While a book consisting solely in a hundred pages of unbroken paragraph of a dying man's ranting against the player piano* might not seem useful for teaching, the take-away is one that informs my teaching, and more broadly, my interactions with everyone: that authenticity is hard to come by these days because it is under attack from popular culture. This is a form of critical pedagogy, except instead of being concerned with the power structures of capital and government, it's concerned with the power structures of entertainment-at-all-costs and advertising. Not only in others but in myself, as well, I find a tendency towards irony, backspin, or other redirection. The cause is unapparent, but the effect is that connecting with others on any sort of real level is made unnecessarily uncomfortable and difficult.**
One of my recently-deceased professors had an amazing thing to say about creative work in general once: "art, come on, it's the thing we do that we don't have to do, and so it's a way that we exercise our freedom." I think this is right, that creative work is basically the best we can do as human beings.
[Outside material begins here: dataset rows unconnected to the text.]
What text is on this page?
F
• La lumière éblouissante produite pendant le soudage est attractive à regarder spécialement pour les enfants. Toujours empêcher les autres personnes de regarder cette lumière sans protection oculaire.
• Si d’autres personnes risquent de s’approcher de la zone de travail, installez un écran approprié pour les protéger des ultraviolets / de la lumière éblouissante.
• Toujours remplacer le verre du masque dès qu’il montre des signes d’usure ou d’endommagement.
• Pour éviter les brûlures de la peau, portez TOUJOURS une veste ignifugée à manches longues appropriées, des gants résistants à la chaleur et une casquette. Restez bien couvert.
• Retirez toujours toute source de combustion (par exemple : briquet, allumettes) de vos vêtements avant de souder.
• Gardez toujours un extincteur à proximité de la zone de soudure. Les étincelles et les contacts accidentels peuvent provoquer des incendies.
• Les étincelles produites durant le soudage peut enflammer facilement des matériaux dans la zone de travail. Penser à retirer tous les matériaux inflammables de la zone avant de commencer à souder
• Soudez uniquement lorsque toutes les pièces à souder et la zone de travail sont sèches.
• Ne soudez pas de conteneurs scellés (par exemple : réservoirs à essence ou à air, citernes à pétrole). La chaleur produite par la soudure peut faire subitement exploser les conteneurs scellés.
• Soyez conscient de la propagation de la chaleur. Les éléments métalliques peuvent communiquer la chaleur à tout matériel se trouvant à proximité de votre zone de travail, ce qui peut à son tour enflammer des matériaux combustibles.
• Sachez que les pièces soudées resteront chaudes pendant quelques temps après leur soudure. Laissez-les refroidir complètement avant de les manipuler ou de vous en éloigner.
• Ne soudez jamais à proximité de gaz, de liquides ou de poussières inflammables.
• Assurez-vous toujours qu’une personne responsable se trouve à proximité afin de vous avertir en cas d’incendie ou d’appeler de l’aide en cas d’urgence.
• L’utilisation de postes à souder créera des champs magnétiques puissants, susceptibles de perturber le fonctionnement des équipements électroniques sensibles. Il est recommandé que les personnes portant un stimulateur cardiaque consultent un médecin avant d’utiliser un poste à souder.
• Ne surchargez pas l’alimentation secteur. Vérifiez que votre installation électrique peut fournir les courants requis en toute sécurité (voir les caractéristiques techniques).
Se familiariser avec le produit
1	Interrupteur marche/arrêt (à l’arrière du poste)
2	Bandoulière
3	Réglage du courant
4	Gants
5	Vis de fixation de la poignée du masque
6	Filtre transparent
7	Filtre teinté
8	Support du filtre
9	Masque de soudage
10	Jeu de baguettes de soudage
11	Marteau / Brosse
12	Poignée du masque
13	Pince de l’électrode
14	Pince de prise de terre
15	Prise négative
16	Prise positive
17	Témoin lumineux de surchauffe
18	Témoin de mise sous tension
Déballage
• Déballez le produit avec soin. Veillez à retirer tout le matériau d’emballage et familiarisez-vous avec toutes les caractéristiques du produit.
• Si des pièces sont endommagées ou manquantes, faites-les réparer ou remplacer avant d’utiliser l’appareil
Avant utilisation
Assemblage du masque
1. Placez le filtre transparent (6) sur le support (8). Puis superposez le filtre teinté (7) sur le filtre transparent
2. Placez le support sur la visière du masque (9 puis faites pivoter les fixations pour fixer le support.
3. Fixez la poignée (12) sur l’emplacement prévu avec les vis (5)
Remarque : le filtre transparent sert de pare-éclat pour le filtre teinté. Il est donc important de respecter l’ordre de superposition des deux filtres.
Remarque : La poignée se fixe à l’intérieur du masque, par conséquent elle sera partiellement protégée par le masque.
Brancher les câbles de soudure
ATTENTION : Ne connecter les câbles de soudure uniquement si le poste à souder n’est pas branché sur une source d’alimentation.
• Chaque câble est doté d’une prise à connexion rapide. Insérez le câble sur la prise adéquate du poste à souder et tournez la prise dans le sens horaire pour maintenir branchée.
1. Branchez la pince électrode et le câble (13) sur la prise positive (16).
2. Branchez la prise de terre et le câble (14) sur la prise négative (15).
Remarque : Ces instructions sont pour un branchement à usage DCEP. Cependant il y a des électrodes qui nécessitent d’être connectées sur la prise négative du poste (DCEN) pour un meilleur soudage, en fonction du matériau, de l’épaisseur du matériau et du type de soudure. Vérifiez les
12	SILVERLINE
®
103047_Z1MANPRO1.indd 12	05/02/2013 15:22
When my classes are working on fiction or poetry, I try to convey this sense of seriousness and, above all, sincerity. Then, strange things begin to happen. Normally silent students start talking. The "how does this relate to my actual life" line of questioning wanes. All of us, sitting in a circle discussing Shakespeare, are suddenly invested in it enough to share important text-to-self relationships with little fear of ridicule. Works older than our country are made to live by our personal investments in them.
These fleeting moments happened more than I expected during my time student teaching. My awareness of the inauthenticity that most of us deal in on a day to day basis stemmed in large part from the essay I wrote about Gaddis and Benjamin. By being able to recognize it in advertising-inundated, irony-dealing middle school students, I was able to counter by dropping my own facade. Students largely followed suit.
In a world where sincerity is decidedly unhip, I think that teachers can help students counter their own tendencies towards inauthenticity, but only if they themselves are aware of it. This essay was the beginning of my formal knowledge of the insincerity and disconnectedness that most of us feel, if we make ourselves vulnerable enough to admit it.
* This is seriously what the book is about. Go read it immediately.
** Postmodern demigod David Foster Wallace saw this coming.